Sustainability, Vol. 18, Pages 1538: Exploring PDM in Higher Education: Management Strategies, Learning Dynamics, and Adaptive Governance for Institutional Sustainability

Fuente: Sustainability - Revista científica (MDPI)
Sustainability, Vol. 18, Pages 1538: Exploring PDM in Higher Education: Management Strategies, Learning Dynamics, and Adaptive Governance for Institutional Sustainability
Sustainability doi: 10.3390/su18031538
Authors:
Xuanwang Liu
Wenwu Yang
Jingqi Zhang

Participatory decision-making (PDM) is increasingly recognized as a critical governance mechanism for enhancing institutional sustainability in higher education. However, the internal pathways through which participation contributes to organizational learning and adaptive governance remain insufficiently understood and empirically tested.

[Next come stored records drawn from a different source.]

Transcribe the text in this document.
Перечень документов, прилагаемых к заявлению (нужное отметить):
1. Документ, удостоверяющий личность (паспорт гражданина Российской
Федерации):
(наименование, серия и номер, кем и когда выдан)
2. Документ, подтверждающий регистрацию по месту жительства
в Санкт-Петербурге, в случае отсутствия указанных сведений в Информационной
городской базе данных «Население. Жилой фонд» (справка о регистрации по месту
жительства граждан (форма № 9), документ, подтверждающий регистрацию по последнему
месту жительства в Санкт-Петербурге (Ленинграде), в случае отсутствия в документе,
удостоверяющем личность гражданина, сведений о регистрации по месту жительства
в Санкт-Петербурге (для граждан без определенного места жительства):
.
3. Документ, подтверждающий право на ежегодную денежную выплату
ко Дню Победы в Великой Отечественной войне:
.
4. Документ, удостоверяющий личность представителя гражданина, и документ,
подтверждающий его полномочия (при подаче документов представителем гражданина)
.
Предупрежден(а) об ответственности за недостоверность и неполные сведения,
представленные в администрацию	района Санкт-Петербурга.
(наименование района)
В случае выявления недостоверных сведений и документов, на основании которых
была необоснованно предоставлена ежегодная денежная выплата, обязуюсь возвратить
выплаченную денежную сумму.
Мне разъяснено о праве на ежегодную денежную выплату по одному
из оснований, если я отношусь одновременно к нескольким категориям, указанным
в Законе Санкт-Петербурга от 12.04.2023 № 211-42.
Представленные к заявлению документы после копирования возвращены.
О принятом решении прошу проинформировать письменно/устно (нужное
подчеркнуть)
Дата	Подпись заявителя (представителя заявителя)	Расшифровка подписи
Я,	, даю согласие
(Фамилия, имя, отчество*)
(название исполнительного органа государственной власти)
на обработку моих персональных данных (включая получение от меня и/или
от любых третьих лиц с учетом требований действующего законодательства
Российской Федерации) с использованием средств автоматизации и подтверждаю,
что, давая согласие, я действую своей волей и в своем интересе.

Drawing on collaborative governance and organizational learning theories, this study develops a feedback-based governance framework that links PDM, learning feedback (LF), and adaptive governance capacity within universities. This study adopts a quantitative research design and employs covariance-based structural equation modeling (CB-SEM) to examine the proposed framework. The analytical strategy integrates confirmatory factor analysis, mediation analysis, moderation analysis, and multi-group comparisons to capture both internal transmission mechanisms and contextual heterogeneity. As an empirical illustration, questionnaire data were collected from 512 respondents across 32 universities in China, encompassing both research-oriented and practice-oriented institutions. The survey instruments measured respondents’ perceptions of PDM, LF, adaptive governance capacity (AGC), managerial support, and digital collaboration tools using established multi-item scales. The results show that PDM enhances adaptive governance primarily through LF, indicating that participation contributes to sustainability by operating as a perceived learning mechanism rather than a one-off procedural input. Overall, the findings suggest interpreting participatory governance as a perception-based, feedback-oriented decision–learning–adaptation process, highlighting the role of learning in adaptive university governance.